The BVAE (short for Bimodal Variational AutoEncoder) is a neural network comprised of two variational autoencoders with a shared latent space.
It's design is largely derived from A Neural Framework for Retrieval and Summarization of Source Code by Qingying Chen and Minghui Zhou, which can be read here

An Examination of the Task at Hand


The BVAE attempts to perform well at two tasks, code retrieval and code summarization. At the outset, those might seem like two somewhat unrelated tasks; however, at further consideration we can see how intuitively these tasks are two sides of the same coin. Summarization attempts to take code and somehow transform it into a small segment of natural language, while Retrieval attempts to take a small segment of natural and rate/retrieve a code snippet based on that.
Thus, we reach the BVAE. To give a high-level overview, the BVAE attempts to learn to create a common encoding (the "latent representation") for source code and corresponding natural language strings, such that a code snippet should have a very similar latent representation to natural language which corresponds to it and vice versa.
In order to properly learn this latent representation the BVAE needs an encoder and a decoder for source code and a similar pair for natural language. This results in two semi-distinct neural networks which use KL-divergence loss to keep their latent representations similar, as pictured below.

A Note on Baselines

Though the details concerning our baselines are covered in the implementation section, here's a brief overview of the idea behind their designs:
RET-IR turns the query, as well as all natural language summaries in the database, into vectors using a special scoring method for each word in the string. Once all natural language segments are represented as vectors, they can be compared via Cosine Similarity, a common comparison metric for vectors, giving us our ordered ranking.
IR uses common alignment techniques, namely Levenshtein Distance (commonly known as Edit Distance), to compare the code segment to all summaries in the dataset, finding and retrieving the closest one to use as the summary.

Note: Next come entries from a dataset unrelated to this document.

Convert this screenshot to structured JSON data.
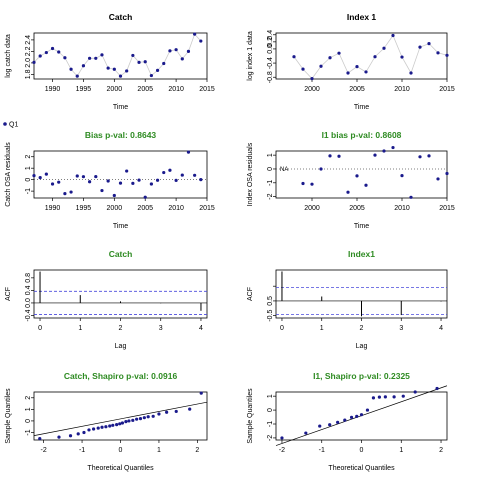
{
  "chart_data": [
    {
      "type": "scatter",
      "title": "Catch",
      "title_color": "#000000",
      "xlabel": "Time",
      "ylabel": "log catch data",
      "xlim": [
        1987,
        2015
      ],
      "ylim": [
        1.72,
        2.52
      ],
      "xticks": [
        1990,
        1995,
        2000,
        2005,
        2010,
        2015
      ],
      "yticks": [
        1.8,
        2.0,
        2.2,
        2.4
      ],
      "ytick_labels": [
        "1.8",
        "2.0",
        "2.2",
        "2.4"
      ],
      "grid": false,
      "baseline": null,
      "series": [
        {
          "color": "#1a1a8c",
          "line_color": "#cccccc",
          "connect": true,
          "x": [
            1987,
            1988,
            1989,
            1990,
            1991,
            1992,
            1993,
            1994,
            1995,
            1996,
            1997,
            1998,
            1999,
            2000,
            2001,
            2002,
            2003,
            2004,
            2005,
            2006,
            2007,
            2008,
            2009,
            2010,
            2011,
            2012,
            2013,
            2014
          ],
          "y": [
            2.01,
            2.12,
            2.18,
            2.25,
            2.19,
            2.09,
            1.89,
            1.77,
            1.95,
            2.08,
            2.08,
            2.14,
            1.91,
            1.89,
            1.77,
            1.86,
            2.13,
            2.01,
            2.02,
            1.78,
            1.87,
            1.99,
            2.21,
            2.23,
            2.07,
            2.2,
            2.5,
            2.38
          ]
        }
      ],
      "legend": [
        "Q1"
      ],
      "legend_position": "below-left"
    },
    {
      "type": "scatter",
      "title": "Index 1",
      "title_color": "#000000",
      "xlabel": "Time",
      "ylabel": "log index 1 data",
      "xlim": [
        1996,
        2015
      ],
      "ylim": [
        -0.85,
        0.45
      ],
      "xticks": [
        2000,
        2005,
        2010,
        2015
      ],
      "yticks": [
        -0.8,
        -0.4,
        0.0,
        0.2,
        0.4
      ],
      "ytick_labels": [
        "-0.8",
        "-0.4",
        "0.0",
        "0.2",
        "0.4"
      ],
      "grid": false,
      "baseline": null,
      "series": [
        {
          "color": "#1a1a8c",
          "line_color": "#cccccc",
          "connect": true,
          "x": [
            1998,
            1999,
            2000,
            2001,
            2002,
            2003,
            2004,
            2005,
            2006,
            2007,
            2008,
            2009,
            2010,
            2011,
            2012,
            2013,
            2014,
            2015
          ],
          "y": [
            -0.22,
            -0.57,
            -0.84,
            -0.49,
            -0.25,
            -0.12,
            -0.68,
            -0.5,
            -0.65,
            -0.22,
            0.02,
            0.38,
            -0.23,
            -0.68,
            0.05,
            0.15,
            -0.11,
            -0.18
          ]
        }
      ]
    },
    {
      "type": "scatter",
      "title": "Bias p-val: 0.8643",
      "title_color": "#2e8b22",
      "xlabel": "Time",
      "ylabel": "Catch OSA residuals",
      "xlim": [
        1987,
        2015
      ],
      "ylim": [
        -1.6,
        2.5
      ],
      "xticks": [
        1990,
        1995,
        2000,
        2005,
        2010,
        2015
      ],
      "yticks": [
        -1,
        0,
        1,
        2
      ],
      "ytick_labels": [
        "-1",
        "0",
        "1",
        "2"
      ],
      "grid": false,
      "baseline": 0,
      "series": [
        {
          "color": "#1a1a8c",
          "connect": false,
          "x": [
            1987,
            1988,
            1989,
            1990,
            1991,
            1992,
            1993,
            1994,
            1995,
            1996,
            1997,
            1998,
            1999,
            2000,
            2001,
            2002,
            2003,
            2004,
            2005,
            2006,
            2007,
            2008,
            2009,
            2010,
            2011,
            2012,
            2013,
            2014
          ],
          "y": [
            0.35,
            0.18,
            0.48,
            -0.38,
            -0.22,
            -1.22,
            -1.08,
            0.32,
            0.26,
            -0.18,
            0.27,
            -0.95,
            -0.12,
            -1.38,
            -0.3,
            0.75,
            -0.32,
            -0.04,
            -1.53,
            -0.38,
            -0.05,
            0.62,
            0.82,
            -0.06,
            0.4,
            2.4,
            0.38,
            0.0
          ]
        }
      ]
    },
    {
      "type": "scatter",
      "title": "I1 bias p-val: 0.8608",
      "title_color": "#2e8b22",
      "xlabel": "Time",
      "ylabel": "Index OSA residuals",
      "xlim": [
        1996,
        2015
      ],
      "ylim": [
        -2.1,
        1.3
      ],
      "xticks": [
        2000,
        2005,
        2010,
        2015
      ],
      "yticks": [
        -2,
        -1,
        0,
        1
      ],
      "ytick_labels": [
        "-2",
        "-1",
        "0",
        "1"
      ],
      "grid": false,
      "baseline": 0,
      "annotation": "NA",
      "series": [
        {
          "color": "#1a1a8c",
          "connect": false,
          "x": [
            1999,
            2000,
            2001,
            2002,
            2003,
            2004,
            2005,
            2006,
            2007,
            2008,
            2009,
            2010,
            2011,
            2012,
            2013,
            2014,
            2015
          ],
          "y": [
            -1.05,
            -1.1,
            0.0,
            0.95,
            0.92,
            -1.68,
            -0.5,
            -1.18,
            1.0,
            1.3,
            1.55,
            -0.48,
            -2.05,
            0.88,
            0.95,
            -0.72,
            -0.33
          ]
        }
      ]
    },
    {
      "type": "bar",
      "title": "Catch",
      "title_color": "#2e8b22",
      "xlabel": "Lag",
      "ylabel": "ACF",
      "xlim": [
        -0.15,
        4.15
      ],
      "ylim": [
        -0.48,
        1.05
      ],
      "xticks": [
        0,
        1,
        2,
        3,
        4
      ],
      "yticks": [
        -0.4,
        0.0,
        0.4,
        0.8
      ],
      "ytick_labels": [
        "-0.4",
        "0.0",
        "0.4",
        "0.8"
      ],
      "grid": false,
      "lags": [
        0,
        1,
        2,
        3,
        4
      ],
      "acf": [
        1.0,
        0.25,
        0.05,
        -0.01,
        -0.25
      ],
      "confidence_band": [
        -0.37,
        0.37
      ],
      "band_color": "#4a4adc"
    },
    {
      "type": "bar",
      "title": "Index1",
      "title_color": "#2e8b22",
      "xlabel": "Lag",
      "ylabel": "ACF",
      "xlim": [
        -0.15,
        4.15
      ],
      "ylim": [
        -0.58,
        1.05
      ],
      "xticks": [
        0,
        1,
        2,
        3,
        4
      ],
      "yticks": [
        -0.5,
        0.0,
        0.5
      ],
      "ytick_labels": [
        "-0.5",
        "0.5"
      ],
      "grid": false,
      "lags": [
        0,
        1,
        2,
        3,
        4
      ],
      "acf": [
        1.0,
        0.15,
        -0.52,
        -0.48,
        -0.02
      ],
      "confidence_band": [
        -0.46,
        0.46
      ],
      "band_color": "#4a4adc"
    },
    {
      "type": "scatter",
      "title": "Catch, Shapiro p-val: 0.0916",
      "title_color": "#2e8b22",
      "xlabel": "Theoretical Quantiles",
      "ylabel": "Sample Quantiles",
      "xlim": [
        -2.25,
        2.25
      ],
      "ylim": [
        -1.65,
        2.5
      ],
      "xticks": [
        -2,
        -1,
        0,
        1,
        2
      ],
      "yticks": [
        -1,
        0,
        1,
        2
      ],
      "ytick_labels": [
        "-1",
        "0",
        "1",
        "2"
      ],
      "grid": false,
      "baseline": null,
      "reference_line": [
        [
          -2.25,
          -1.27
        ],
        [
          2.25,
          1.62
        ]
      ],
      "series": [
        {
          "color": "#1a1a8c",
          "connect": false,
          "x": [
            -2.1,
            -1.6,
            -1.3,
            -1.1,
            -0.95,
            -0.82,
            -0.7,
            -0.58,
            -0.48,
            -0.38,
            -0.28,
            -0.2,
            -0.1,
            -0.02,
            0.05,
            0.14,
            0.22,
            0.32,
            0.42,
            0.52,
            0.62,
            0.72,
            0.85,
            1.0,
            1.2,
            1.45,
            1.8,
            2.1
          ],
          "y": [
            -1.53,
            -1.4,
            -1.28,
            -1.12,
            -1.0,
            -0.78,
            -0.7,
            -0.62,
            -0.55,
            -0.5,
            -0.44,
            -0.38,
            -0.32,
            -0.25,
            -0.18,
            -0.06,
            0.0,
            0.05,
            0.15,
            0.2,
            0.28,
            0.36,
            0.4,
            0.6,
            0.75,
            0.82,
            1.02,
            2.4
          ]
        }
      ]
    },
    {
      "type": "scatter",
      "title": "I1, Shapiro p-val: 0.2325",
      "title_color": "#2e8b22",
      "xlabel": "Theoretical Quantiles",
      "ylabel": "Sample Quantiles",
      "xlim": [
        -2.15,
        2.15
      ],
      "ylim": [
        -2.15,
        1.3
      ],
      "xticks": [
        -2,
        -1,
        0,
        1,
        2
      ],
      "yticks": [
        -2,
        -1,
        0,
        1
      ],
      "ytick_labels": [
        "-2",
        "-1",
        "0",
        "1"
      ],
      "grid": false,
      "baseline": null,
      "reference_line": [
        [
          -2.15,
          -2.55
        ],
        [
          2.15,
          1.75
        ]
      ],
      "series": [
        {
          "color": "#1a1a8c",
          "connect": false,
          "x": [
            -2.0,
            -1.4,
            -1.05,
            -0.8,
            -0.6,
            -0.42,
            -0.25,
            -0.12,
            0.0,
            0.15,
            0.3,
            0.45,
            0.6,
            0.82,
            1.05,
            1.35,
            1.9
          ],
          "y": [
            -2.0,
            -1.65,
            -1.15,
            -1.05,
            -0.88,
            -0.72,
            -0.52,
            -0.45,
            -0.33,
            0.0,
            0.88,
            0.93,
            0.95,
            0.95,
            1.0,
            1.3,
            1.55
          ]
        }
      ]
    }
  ]
}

This diagram lays out the basics of the BVAE's structure. As discussed, two encoder-decoder pairs each make up their own neural network, the two only being tied together once we introduce KL Divergence Loss. For now, this basic structure shows both summaries and snippets being encoded to and decoded from a latent representation. Below, we show how specific tasks are performed.

Now, all neural net models need loss in order to learn, and this particular model uses two kinds of loss. Loss is herein calculated both through comparison of decoded summaries/code snippets to their original versions that were encoded (Reconstruction Loss) as well as comparison of the latent representations of encoded code/summary pairs (KL Divergence Loss). Through inclusion of both of these loss metrics, the model can sufficiently learn encoding methods that can correctly decode into either input format. Again, technical details on this functionality are given in the implementation section.

Retrieval is performed fairly simply once the model is set up: First, encode the entered query into its latent representation. Then compare that latent representation to the latent representations of all code snippets in your database, and find and return the code corresponding to the most similar one.

Summarization is even more straightforward: Encode the entered code snippet to its latent representation, then decode that latent representation as natural language. On the implementation end this will become a good bit more complicated, but from an abstract view this task is relatively simple.